The 12th Century vs Modern Times

We’ve been scouting all over the city, visiting ancient cathedrals, three-hundred-year-old villas and medieval castles.  Today, the location manager told us a story about a parking lot being built in the city.  It was supposed to be completed last year but shortly after they started the crew ran into some ancient Spanish ruins.  The archeologists were called in and spent several months excavating and documenting the site and then cleared the contractor to continue digging.  A week later and several feet deeper, the backhoe tractors came across Roman ruins.  As the historians and scientists document the latest find the equipment outside the hole is collecting dust.

I marveled at the story, thinking how fast we Americans tear things down and whisk them off to the dump while in many parts of the world man has been building on top of old ruins for centuries.  Once an area is proven to be a successful place to live then other cultures decide the same – usually after some conflict.  I wondered what New York or Los Angeles would look like two or three hundred years from now.  Would the generation walking those streets wonder about us?  Find ruins containing iPhones or some other form of “ancient” communication?

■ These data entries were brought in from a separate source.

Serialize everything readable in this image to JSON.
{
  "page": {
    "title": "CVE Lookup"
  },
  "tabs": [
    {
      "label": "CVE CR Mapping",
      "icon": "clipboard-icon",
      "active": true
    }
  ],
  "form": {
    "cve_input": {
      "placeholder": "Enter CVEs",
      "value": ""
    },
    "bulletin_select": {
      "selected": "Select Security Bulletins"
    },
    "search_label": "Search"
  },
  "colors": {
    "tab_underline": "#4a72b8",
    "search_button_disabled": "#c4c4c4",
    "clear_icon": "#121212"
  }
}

Today we scouted the Visconti Palace with the most amazing fresco on the ceiling.   Our location manager said, “It’s ONLY 700 years old.”  Myself and the other Americans laughed and had to explain that we get excited in our country if a building lasts over 50 years!  I still don’t think the guy got what we were laughing at but joined in with us anyway.

Visconti Palace, Milan
Visconti Palace, Milan

I ran again today and was able to stay on course – about 8k – the map I brought along came in very handy during the run.  I got confused around Via Giotto again but found my way back to the hotel without too much trouble.   So far my legs are only a little stiff and the left calf tender but I feel pretty good.